En effet, dans les faits, si nous regardons l’évolution des grands écosystèmes terrestres ou si nous adoptons des outils comme l’empreinte écologique, nous constatons qu’en quelques décennies, suite à l’explosion démographique de l’humanité et au prélèvement des ressources nécessaires pour garantir les « besoins » de l’humain désormais définis par la consommation de biens et de services presque sans limite – American and european way of life – nous sommes passés au-delà de ce que cette Terre avec sa biodiversité peut nous « offrir » ; nous détruisons le « capital » généré par ces 4 milliards d’années de Vie.
De plus, les choix faits dans le passé, de développer des technologies, par exemple, dévoreuses d’énergie fossile (chaudières, voitures, avions, etc.) ou basées sur la fission nucléaire mettent sur l’humanité entière et, avec nous, sur toutes les autres formes de vie, une hypothèque importante sur notre avenir commun, respectivement par la déstabilisation du climat et par la contamination radioactive globale.
Toutes ces connaissances scientifiques que nous accumulons démontrent chaque jour, un peu plus, ce que le « simple » bon sens de certains avait déjà rendu évident : la vie de l’Humanité est liée à la Terre et elle n’est possible que grâce à tout ce que la biodiversité nous offre – la qualité de l’air, de l’eau, des sols, etc. Et cette biodiversité subit actuellement un effondrement comme jamais auparavant et ce en raison de la pression de l’humanité !
Ce changement personnel indispensable doit être accompagné, soutenu, amplifié par des choix collectifs radicaux comme la sortie du nucléaire, la très forte réduction de la production de gaz à effet de serre, la fin d’une agriculture basée sur les énergies fossiles et les intrants chimiques, la réduction des inégalités sociales chez nous et avec les pays du Sud, la sortie d’autres mythes dévastateurs comme celui de la croissance économique.
Cette analyse rapide démontre que les développements des sciences et des technologies n’induisent pas automatiquement le progrès, c’est-à-dire l’amélioration du bien-être de la grande majorité de l’humanité d’aujourd’hui et de demain. Nous vivons actuellement la fin de ce mythe du progrès continu.
Comment sortir de cette situation ? Il est indispensable que chacun individuellement, surtout et d’abord ici dans nos pays riches, nous remettions en cause notre mode de vie pour réduire nos besoins en ressource d’un facteur 3 à 41. La technologie pourra momentanément nous aider comme par exemple dans la rénovation et la construction des bâtiments ; mieux encore, le bon sens comme par exemple au niveau de l’alimentation (consommer beaucoup moins de viande, plus local, de saison, etc.) et bien mieux encore, le choix d’une vie plus lente, plus simple offrent de multiples pistes pour y arriver rapidement et limiter les errements. Ce changement personnel indispensable doit être accompagné, soutenu, amplifié par des choix collectifs radicaux comme la sortie du nucléaire, la très forte réduction de la production de gaz à effet de serre, la fin d’une agriculture basée sur les énergies fossiles et les intrants chimiques, la réduction des inégalités sociales chez nous et avec les pays du Sud, la sortie d’autres mythes dévastateurs comme celui de la croissance économique.

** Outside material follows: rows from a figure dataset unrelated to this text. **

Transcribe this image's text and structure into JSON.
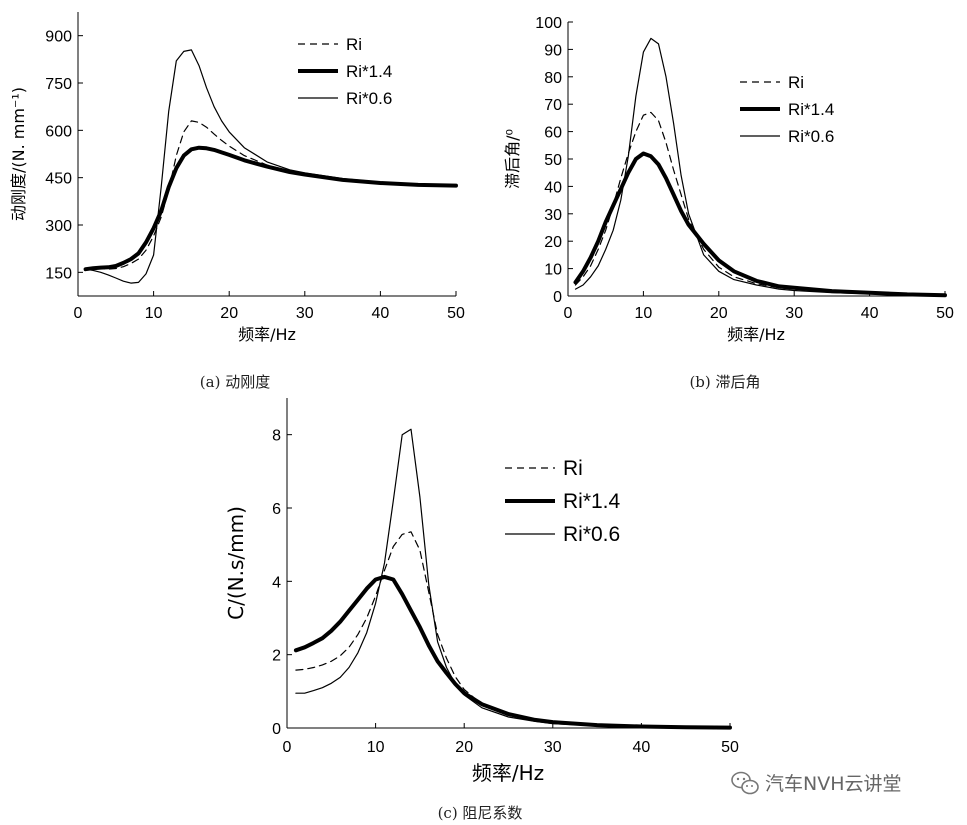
{
  "watermark": "汽车NVH云讲堂",
  "chart_data": [
    {
      "id": "a",
      "type": "line",
      "caption": "(a) 动刚度",
      "xlabel": "频率/Hz",
      "ylabel": "动刚度/(N. mm⁻¹)",
      "xlim": [
        0,
        50
      ],
      "ylim": [
        75,
        975
      ],
      "xticks": [
        0,
        10,
        20,
        30,
        40,
        50
      ],
      "yticks": [
        150,
        300,
        450,
        600,
        750,
        900
      ],
      "legend_position": "top-right",
      "series": [
        {
          "name": "Ri",
          "style": "dashed",
          "x": [
            1,
            2,
            3,
            4,
            5,
            6,
            7,
            8,
            9,
            10,
            11,
            12,
            13,
            14,
            15,
            16,
            17,
            18,
            19,
            20,
            22,
            25,
            28,
            30,
            35,
            40,
            45,
            50
          ],
          "y": [
            158,
            162,
            162,
            160,
            162,
            168,
            178,
            192,
            220,
            265,
            325,
            410,
            520,
            595,
            630,
            625,
            610,
            588,
            568,
            550,
            520,
            490,
            470,
            462,
            445,
            435,
            428,
            425
          ]
        },
        {
          "name": "Ri*1.4",
          "style": "thick",
          "x": [
            1,
            2,
            3,
            4,
            5,
            6,
            7,
            8,
            9,
            10,
            11,
            12,
            13,
            14,
            15,
            16,
            17,
            18,
            19,
            20,
            22,
            25,
            28,
            30,
            35,
            40,
            45,
            50
          ],
          "y": [
            160,
            163,
            165,
            166,
            170,
            180,
            192,
            210,
            245,
            290,
            345,
            420,
            480,
            520,
            540,
            545,
            543,
            538,
            530,
            522,
            505,
            485,
            468,
            460,
            443,
            433,
            427,
            425
          ]
        },
        {
          "name": "Ri*0.6",
          "style": "thin",
          "x": [
            1,
            2,
            3,
            4,
            5,
            6,
            7,
            8,
            9,
            10,
            11,
            12,
            13,
            14,
            15,
            16,
            17,
            18,
            19,
            20,
            22,
            25,
            28,
            30,
            35,
            40,
            45,
            50
          ],
          "y": [
            160,
            156,
            150,
            142,
            132,
            122,
            116,
            118,
            145,
            205,
            420,
            660,
            820,
            850,
            855,
            805,
            735,
            675,
            630,
            595,
            545,
            500,
            475,
            465,
            447,
            436,
            428,
            425
          ]
        }
      ]
    },
    {
      "id": "b",
      "type": "line",
      "caption": "(b) 滞后角",
      "xlabel": "频率/Hz",
      "ylabel": "滞后角/⁰",
      "xlim": [
        0,
        50
      ],
      "ylim": [
        0,
        100
      ],
      "xticks": [
        0,
        10,
        20,
        30,
        40,
        50
      ],
      "yticks": [
        0,
        10,
        20,
        30,
        40,
        50,
        60,
        70,
        80,
        90,
        100
      ],
      "legend_position": "top-right",
      "series": [
        {
          "name": "Ri",
          "style": "dashed",
          "x": [
            1,
            2,
            3,
            4,
            5,
            6,
            7,
            8,
            9,
            10,
            11,
            12,
            13,
            14,
            15,
            16,
            18,
            20,
            22,
            25,
            28,
            30,
            35,
            40,
            45,
            50
          ],
          "y": [
            4,
            7,
            11,
            17,
            24,
            33,
            43,
            52,
            60,
            66,
            67,
            64,
            56,
            46,
            37,
            28,
            17,
            10.5,
            7,
            4.5,
            3,
            2.5,
            1.5,
            1,
            0.5,
            0.3
          ]
        },
        {
          "name": "Ri*1.4",
          "style": "thick",
          "x": [
            1,
            2,
            3,
            4,
            5,
            6,
            7,
            8,
            9,
            10,
            11,
            12,
            13,
            14,
            15,
            16,
            18,
            20,
            22,
            25,
            28,
            30,
            35,
            40,
            45,
            50
          ],
          "y": [
            5,
            9,
            14,
            20,
            27,
            33,
            39,
            45,
            50,
            52,
            51,
            48,
            43,
            37,
            31,
            26,
            19,
            13,
            9,
            5.5,
            3.5,
            3,
            1.8,
            1.2,
            0.6,
            0.3
          ]
        },
        {
          "name": "Ri*0.6",
          "style": "thin",
          "x": [
            1,
            2,
            3,
            4,
            5,
            6,
            7,
            8,
            9,
            10,
            11,
            12,
            13,
            14,
            15,
            16,
            18,
            20,
            22,
            25,
            28,
            30,
            35,
            40,
            45,
            50
          ],
          "y": [
            2.5,
            4,
            7,
            11,
            17,
            24,
            35,
            51,
            73,
            89,
            94,
            92,
            80,
            63,
            44,
            30,
            15,
            9,
            6,
            4,
            2.5,
            2,
            1.2,
            0.8,
            0.4,
            0.2
          ]
        }
      ]
    },
    {
      "id": "c",
      "type": "line",
      "caption": "(c) 阻尼系数",
      "xlabel": "频率/Hz",
      "ylabel": "C/(N.s/mm)",
      "xlim": [
        0,
        50
      ],
      "ylim": [
        0,
        9
      ],
      "xticks": [
        0,
        10,
        20,
        30,
        40,
        50
      ],
      "yticks": [
        0,
        2,
        4,
        6,
        8
      ],
      "legend_position": "top-right",
      "series": [
        {
          "name": "Ri",
          "style": "dashed",
          "x": [
            1,
            2,
            3,
            4,
            5,
            6,
            7,
            8,
            9,
            10,
            11,
            12,
            13,
            14,
            15,
            16,
            17,
            18,
            19,
            20,
            22,
            25,
            28,
            30,
            35,
            40,
            45,
            50
          ],
          "y": [
            1.58,
            1.6,
            1.65,
            1.72,
            1.82,
            1.97,
            2.2,
            2.55,
            3.0,
            3.6,
            4.3,
            4.95,
            5.28,
            5.35,
            4.85,
            3.7,
            2.55,
            1.9,
            1.4,
            1.05,
            0.65,
            0.35,
            0.2,
            0.14,
            0.07,
            0.04,
            0.02,
            0.01
          ]
        },
        {
          "name": "Ri*1.4",
          "style": "thick",
          "x": [
            1,
            2,
            3,
            4,
            5,
            6,
            7,
            8,
            9,
            10,
            11,
            12,
            13,
            14,
            15,
            16,
            17,
            18,
            19,
            20,
            22,
            25,
            28,
            30,
            35,
            40,
            45,
            50
          ],
          "y": [
            2.12,
            2.2,
            2.32,
            2.45,
            2.65,
            2.9,
            3.2,
            3.5,
            3.8,
            4.05,
            4.12,
            4.05,
            3.65,
            3.2,
            2.75,
            2.25,
            1.82,
            1.5,
            1.2,
            0.95,
            0.65,
            0.38,
            0.22,
            0.16,
            0.08,
            0.04,
            0.02,
            0.01
          ]
        },
        {
          "name": "Ri*0.6",
          "style": "thin",
          "x": [
            1,
            2,
            3,
            4,
            5,
            6,
            7,
            8,
            9,
            10,
            11,
            12,
            13,
            14,
            15,
            16,
            17,
            18,
            19,
            20,
            22,
            25,
            28,
            30,
            35,
            40,
            45,
            50
          ],
          "y": [
            0.95,
            0.95,
            1.02,
            1.1,
            1.22,
            1.38,
            1.65,
            2.05,
            2.6,
            3.4,
            4.5,
            6.2,
            8.0,
            8.15,
            6.3,
            3.9,
            2.35,
            1.65,
            1.2,
            0.9,
            0.55,
            0.3,
            0.18,
            0.12,
            0.06,
            0.03,
            0.02,
            0.01
          ]
        }
      ]
    }
  ]
}
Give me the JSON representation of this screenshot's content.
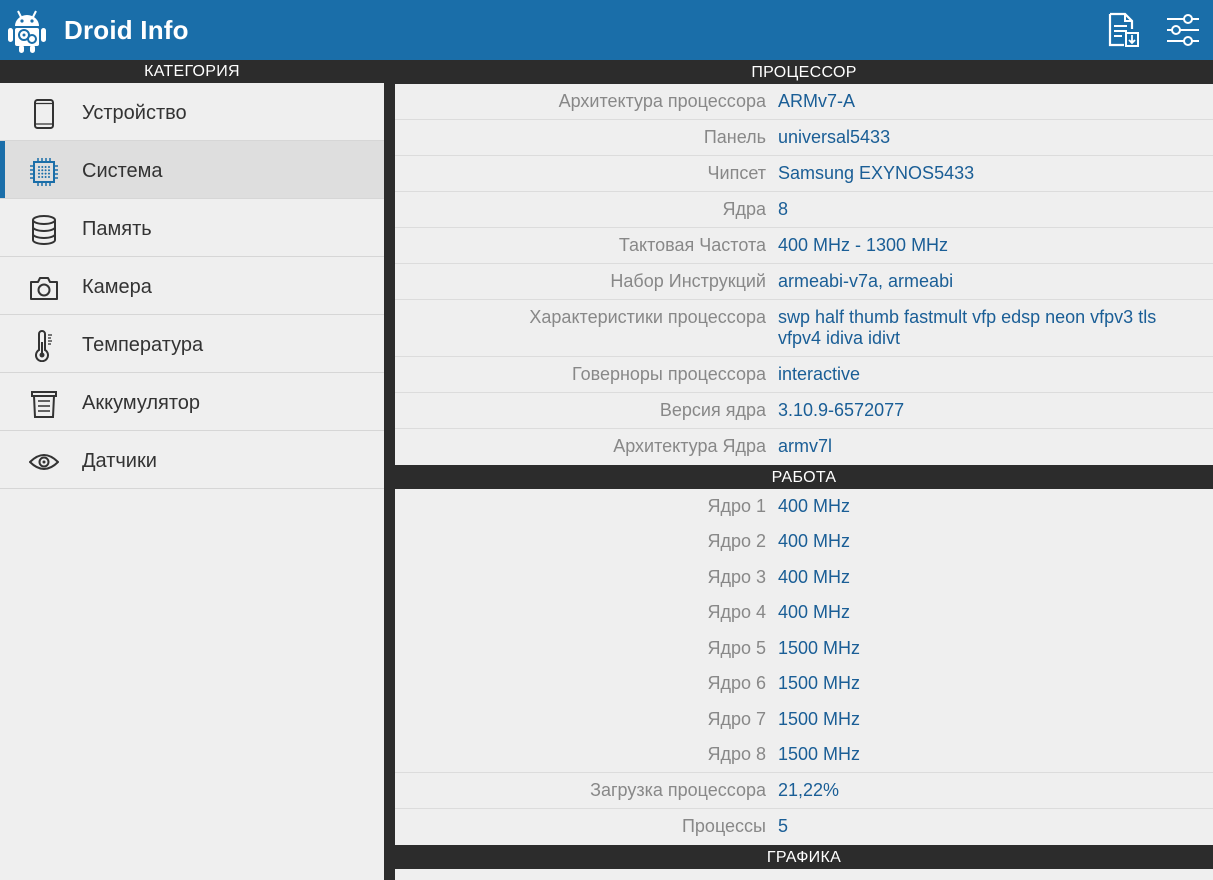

Les énormes budgets en recherche appliquée étant aujourd’hui principalement décidés, pilotés et injectés par les entreprises privées d’abord rivées sur leur profit immédiat propre, il est impératif de développer de nouvelles formes de « contrôle » public ou, mieux encore, citoyen pour suivre et décider de l’avenir et, en particulier, du déploiement de toutes ces avancées technologiques afin d’éviter de se retrouver, par la suite, face à des problèmes qui apparaissent insolubles tant ils sont globaux et interconnectés. Bien plus que la science et la technologie, c’est notre conscience individuelle et collective qui sera notre meilleur guide vers un réel progrès commun.
- Le facteur 4 correspond à une réduction de 75% de nos consommations. L’expression « facteur 3 », signifie qu’elles sont divisées par 3.